O porta-voz da Casa Branca, Scott McClellan, devia estar explicando por que o governo se afastou tão depressa do ainda problemático Afeganistão para se envolver de forma confusa no Iraque; assessores de imprensa do Departamento de Estado e do Pentágono deviam estar se esforçando para tranqüilizar o mundo de que o nefasto abuso de prisioneiros no Iraque foi encerrado e os responsáveis, incluindo os de cima que se ocultaram por trás dos "desmentidos" enquanto tornavam os abusos possíveis, teriam de prestar contas.

Em vez disso, foi Newsweek que teve que se autoflagelar durante toda uma semana. Um bom truque - mas, de novo, nós da mídia fizemos o papel de assistentes do mágico.

Mágica depende de ilusão. Você faz um floreio elaborado com a mão direita para desviar a atenção, enquanto a mão esquerda empalma o ás ou destranca a porta da armadilha. É trabalho de uma imprensa livre observar a mão que o mágico quer que todos ignorem. Normalmente, nós fazemos um trabalho decente. Mas se o floreio diversionista é uma acusação a algum viés ou inépcia da mídia, nós caímos nele todas as vezes.

Mais que isso: ficamos alucinados. O que foi que Newsweek fez de errado além de usar a preguiçosa expressão "fontes disseram" em sua matéria sobre a suposta profanação do Alcorão, quando na verdade havia apenas uma fonte? Havia, afinal, uma fonte bem situada, segundo Newsweek, e foi a fonte que cometeu o erro, dizendo depois que não poderia ter certeza que viu aquele específico ato de profanação - pôr o livro sagrado na privada - citado numa reportagem específica sobre abusos contra prisioneiros. O repórter escreveu com exatidão que ouvira uma pessoa em posição de saber. É isso que os repórteres fazem.

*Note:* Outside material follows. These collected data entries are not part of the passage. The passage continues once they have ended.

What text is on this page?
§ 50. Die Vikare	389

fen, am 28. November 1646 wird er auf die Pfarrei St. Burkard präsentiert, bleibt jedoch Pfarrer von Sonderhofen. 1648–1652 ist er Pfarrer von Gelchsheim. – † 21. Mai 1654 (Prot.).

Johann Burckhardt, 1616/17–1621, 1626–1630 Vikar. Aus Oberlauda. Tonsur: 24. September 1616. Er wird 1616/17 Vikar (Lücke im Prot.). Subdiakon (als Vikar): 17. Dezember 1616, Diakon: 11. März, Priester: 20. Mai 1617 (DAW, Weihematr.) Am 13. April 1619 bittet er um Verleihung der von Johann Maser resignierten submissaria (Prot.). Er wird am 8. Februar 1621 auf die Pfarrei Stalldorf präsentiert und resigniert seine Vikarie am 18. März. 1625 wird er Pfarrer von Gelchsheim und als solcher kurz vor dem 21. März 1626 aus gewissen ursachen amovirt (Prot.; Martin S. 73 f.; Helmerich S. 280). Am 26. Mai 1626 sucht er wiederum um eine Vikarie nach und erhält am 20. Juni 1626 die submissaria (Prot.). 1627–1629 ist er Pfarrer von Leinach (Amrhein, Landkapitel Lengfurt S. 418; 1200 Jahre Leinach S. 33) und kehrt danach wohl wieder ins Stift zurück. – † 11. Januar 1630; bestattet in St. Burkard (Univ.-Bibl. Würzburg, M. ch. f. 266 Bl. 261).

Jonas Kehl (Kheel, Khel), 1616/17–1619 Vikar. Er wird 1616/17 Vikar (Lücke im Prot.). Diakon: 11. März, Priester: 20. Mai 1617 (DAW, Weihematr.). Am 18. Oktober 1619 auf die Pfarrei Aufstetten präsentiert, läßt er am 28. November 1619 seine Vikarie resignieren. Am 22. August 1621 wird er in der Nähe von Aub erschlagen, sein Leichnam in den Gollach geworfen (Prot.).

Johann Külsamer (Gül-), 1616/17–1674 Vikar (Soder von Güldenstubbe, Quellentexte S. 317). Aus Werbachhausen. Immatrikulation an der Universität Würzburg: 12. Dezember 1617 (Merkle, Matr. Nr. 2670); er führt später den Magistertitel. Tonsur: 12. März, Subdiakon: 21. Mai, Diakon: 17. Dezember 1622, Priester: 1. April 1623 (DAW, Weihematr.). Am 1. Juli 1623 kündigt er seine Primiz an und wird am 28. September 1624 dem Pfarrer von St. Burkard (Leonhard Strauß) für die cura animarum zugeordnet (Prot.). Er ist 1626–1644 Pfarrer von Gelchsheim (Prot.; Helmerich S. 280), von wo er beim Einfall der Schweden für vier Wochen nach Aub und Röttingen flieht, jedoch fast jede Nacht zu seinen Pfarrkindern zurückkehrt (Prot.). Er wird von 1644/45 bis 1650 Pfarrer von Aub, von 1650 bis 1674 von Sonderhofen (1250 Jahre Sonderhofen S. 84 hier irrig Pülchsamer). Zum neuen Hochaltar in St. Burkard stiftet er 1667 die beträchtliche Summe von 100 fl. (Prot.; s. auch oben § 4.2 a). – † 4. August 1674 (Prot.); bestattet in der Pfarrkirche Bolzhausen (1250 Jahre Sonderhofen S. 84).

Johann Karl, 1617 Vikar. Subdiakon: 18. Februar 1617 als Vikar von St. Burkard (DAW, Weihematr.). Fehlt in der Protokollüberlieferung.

E os tumultos mortais: "Essas manifestações não estavam, de fato, relacionadas com a matéria de Newsweek," disse o presidente afegão, Hamid Karzai, na Casa Branca, anteontem. O governo não nega que houve exemplos de abuso do Alcorão, nem nega que a unidade de detenção em Bagram, no Afeganistão - com a qual os manifestantes estavam, certamente familiarizados - foi palco de violações realmente horripilantes. Mas nós ajudamos a transformar tudo isso numa questão de processo jornalístico e de nos amarrar com nós sobre o uso de fontes anônimas.

Todos os repórteres e editores prefeririam ter uma fonte declarada a uma anônima. Mas sem fontes anônimas, nós - e vocês - estaríamos menos bem informados. Para citar apenas um exemplo, Watergate não passaria do nome de um luxuoso prédio de apartamentos de frente para o Rio Potomac.

Nenhum repórter quer ser manipulado por uma fonte que se esconde sob o manto do anonimato. Mas este é o governo mais secreto de que se tem lembrança. Se você diz coisas inconvenientes em voz alta, com seu nome anexado, sofre conseqüências. Fontes anônimas são uma necessidade.

Vamos pôr as coisas a limpo: a Casa Branca comete um erro na inteligência sobre armas de destruição em massa no Iraque, apoiando-se pesadamente em suas próprias fontes não identificadas que acabam revelando ter agendas políticas próprias, e o que se segue é uma guerra em que dezenas de milhares de iraquianos morrem.

Estou sendo vago sobre o número porque o governo se recusa a contar. Milhares de jovens americanos são mutilados e mais de 1.600 perderam suas vidas; os caixões cobertos por bandeiras voltam para casa como em guerras anteriores, mas este governo não quer que você os veja. E nós devemos pôr a culpa nos procedimentos editoriais de Newsweek? Olhem minha mão direita, senhoras e senhores. Nada em minha manga.